Fri May 19 11:44:18 CEST 2006

On 19 May 2006, at 1:21 am, Mojca Miklavec wrote:

> However here's my next question (probably there will be another no as
> an answer):

Actually, the answer is "yes". :)

> Is it possible to use any other 8-bit input encoding (such as cp1250)
> or is only utf-8 currently supported? I tried to test it on some old
> documents, but the behaviour is completely random and depending on the
> surronding characters.

The input is interpreted as UTF-8 by default, and so the bytes in  
your cp1250 text are (mis)interpreted as being part of UTF-8  
sequences, leading to apparently random results -- not truly random,  
of course, but certainly not useful!

However, you can say

	\XeTeXinputencoding "cp1250"

and then input will then be interpreted as codepage 1250 (and mapped  
to the corresponding Unicode character codes for processing within  
XeTeX).

To be precise, \XeTeXinputencoding will change the interpretation of  
the input bytes beginning at the *next* line of the input file.

There is also \XeTeXdefaultencoding, which is similar, but it does  
not affect the reading of the *current* file; instead, it changes the  
initial encoding for any files that are *subsequently* opened.  
Therefore, you can use this to get XeTeX to read an existing file in  
a legacy encoding, without having to edit that file itself -- just  
set the default encoding from a "driver" file before doing \input.

One caution about setting the default encoding: regardless of the  
\XeTeX...encoding settings, any files that XeTeX writes (with \write)  
will *always* be written as UTF-8. So if you're writing and then  
reading auxiliary files from within the job, these will be UTF-8 even  
if your main input text is a legacy codepage, and you may have to  
take care to switch the default encoding back to utf8 before opening  
such a file.

> ConTeXt creates active characters for 128-255 when working with pdfTeX
> and maps the characters to \namedglyphs which works OK there, but
> XeTeX works completely different with input encoding. I approximately
> understand why it doesn't work here, but is there a trick to make
> XeTeX work with those 8-bit encodings as well?

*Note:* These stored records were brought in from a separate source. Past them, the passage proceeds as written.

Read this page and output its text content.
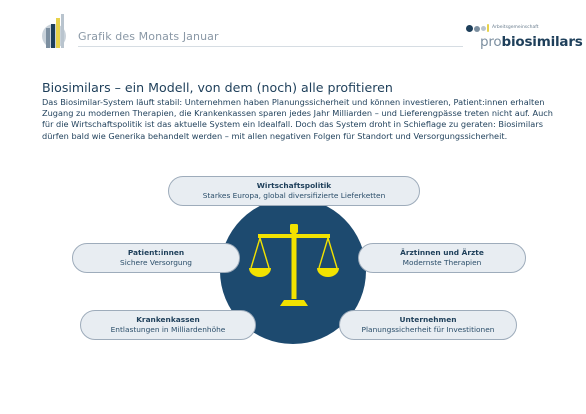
Grafik des Monats Januar
Arbeitsgemeinschaft
probiosimilars
Biosimilars – ein Modell, von dem (noch) alle profitieren
Das Biosimilar-System läuft stabil: Unternehmen haben Planungssicherheit und können investieren, Patient:innen erhalten Zugang zu modernen Therapien, die Krankenkassen sparen jedes Jahr Milliarden – und Lieferengpässe treten nicht auf. Auch für die Wirtschaftspolitik ist das aktuelle System ein Idealfall. Doch das System droht in Schieflage zu geraten: Biosimilars dürfen bald wie Generika behandelt werden – mit allen negativen Folgen für Standort und Versorgungssicherheit.
Wirtschaftspolitik
Starkes Europa, global diversifizierte Lieferketten
Patient:innen
Sichere Versorgung
Ärztinnen und Ärzte
Modernste Therapien
Krankenkassen
Entlastungen in Milliardenhöhe
Unternehmen
Planungssicherheit für Investitionen
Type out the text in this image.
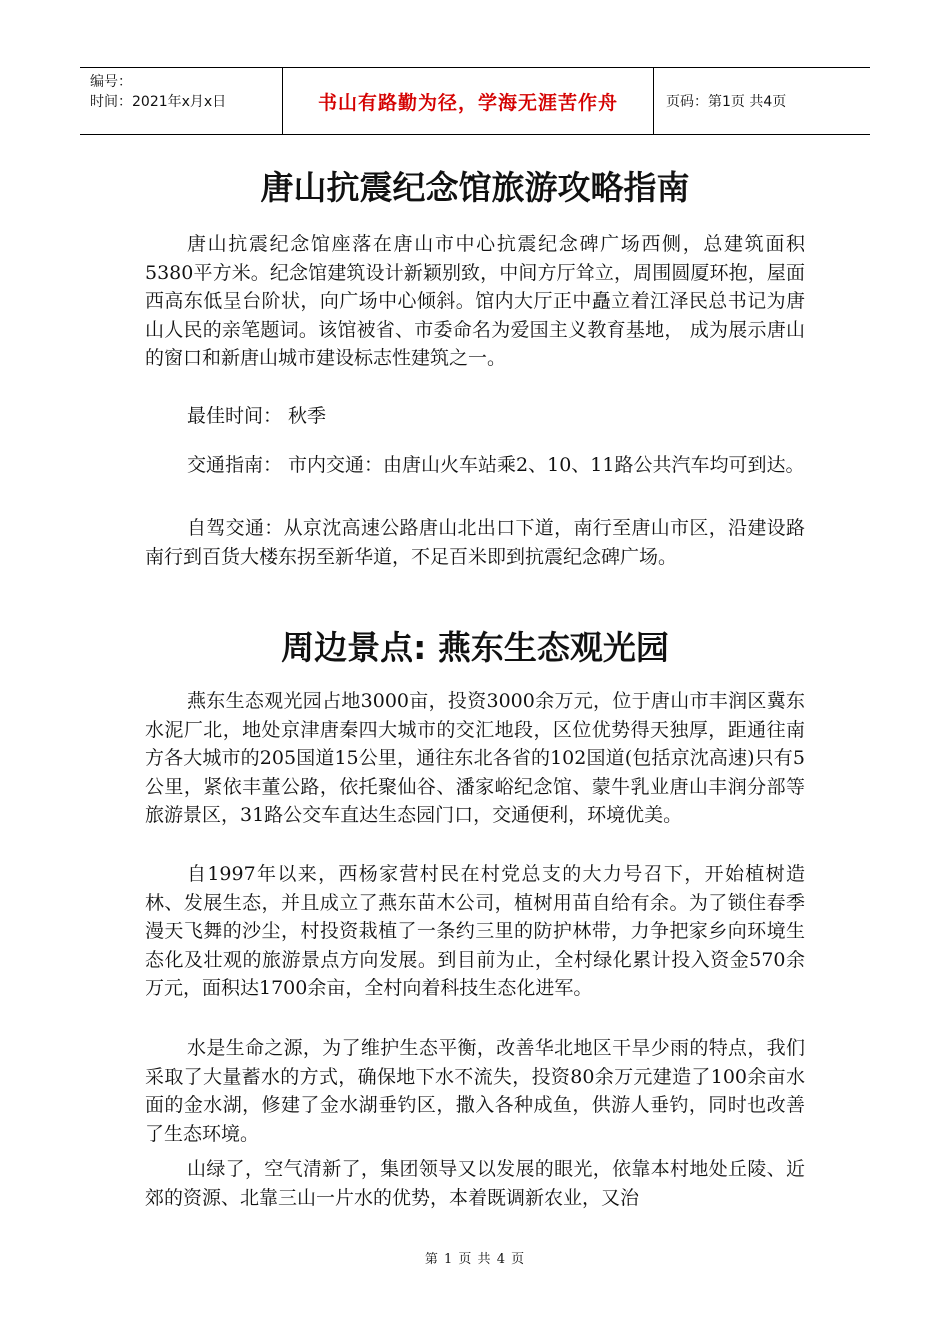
编号：
时间：2021年x月x日	书山有路勤为径，学海无涯苦作舟	页码：第1页 共4页
唐山抗震纪念馆旅游攻略指南

唐山抗震纪念馆座落在唐山市中心抗震纪念碑广场西侧，总建筑面积5380平方米。纪念馆建筑设计新颖别致，中间方厅耸立，周围圆厦环抱，屋面西高东低呈台阶状，向广场中心倾斜。馆内大厅正中矗立着江泽民总书记为唐山人民的亲笔题词。该馆被省、市委命名为爱国主义教育基地， 成为展示唐山的窗口和新唐山城市建设标志性建筑之一。

最佳时间： 秋季

交通指南： 市内交通：由唐山火车站乘2、10、11路公共汽车均可到达。

自驾交通：从京沈高速公路唐山北出口下道，南行至唐山市区，沿建设路南行到百货大楼东拐至新华道，不足百米即到抗震纪念碑广场。

周边景点: 燕东生态观光园

燕东生态观光园占地3000亩，投资3000余万元，位于唐山市丰润区冀东水泥厂北，地处京津唐秦四大城市的交汇地段，区位优势得天独厚，距通往南方各大城市的205国道15公里，通往东北各省的102国道(包括京沈高速)只有5公里，紧依丰董公路，依托聚仙谷、潘家峪纪念馆、蒙牛乳业唐山丰润分部等旅游景区，31路公交车直达生态园门口，交通便利，环境优美。

自1997年以来，西杨家营村民在村党总支的大力号召下，开始植树造林、发展生态，并且成立了燕东苗木公司，植树用苗自给有余。为了锁住春季漫天飞舞的沙尘，村投资栽植了一条约三里的防护林带，力争把家乡向环境生态化及壮观的旅游景点方向发展。到目前为止，全村绿化累计投入资金570余万元，面积达1700余亩，全村向着科技生态化进军。

水是生命之源，为了维护生态平衡，改善华北地区干旱少雨的特点，我们采取了大量蓄水的方式，确保地下水不流失，投资80余万元建造了100余亩水面的金水湖，修建了金水湖垂钓区，撒入各种成鱼，供游人垂钓，同时也改善了生态环境。

山绿了，空气清新了，集团领导又以发展的眼光，依靠本村地处丘陵、近郊的资源、北靠三山一片水的优势，本着既调新农业，又治

第 1 页 共 4 页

There's another possibility, too: if you use

	\XeTeXinputencoding "bytes"

then XeTeX will simply read the input text as byte values 0..255,  
with no attempt to map them to Unicode according to any specific  
codepage. (In practice, this is probably the same as using encoding  
"8859-1" or "latin1".) If you do this, then ConTeXt's active- 
character scheme for handling encodings within TeX macros should  
still work, as you'll be getting the same character codes as standard  
TeX would see.

> I might have something misconfigured or too old version installed (I
> didn't install .992 yet), so I'm just curious: what do you get if you
> type
>     \catcode`ð=\active \defð{^^f0}
>     ð
> My version seems to have some problems with ^^f0.

It seems to work for me -- with font ec-lmr10, it prints the ð  
character, as expected. What do you get?

JK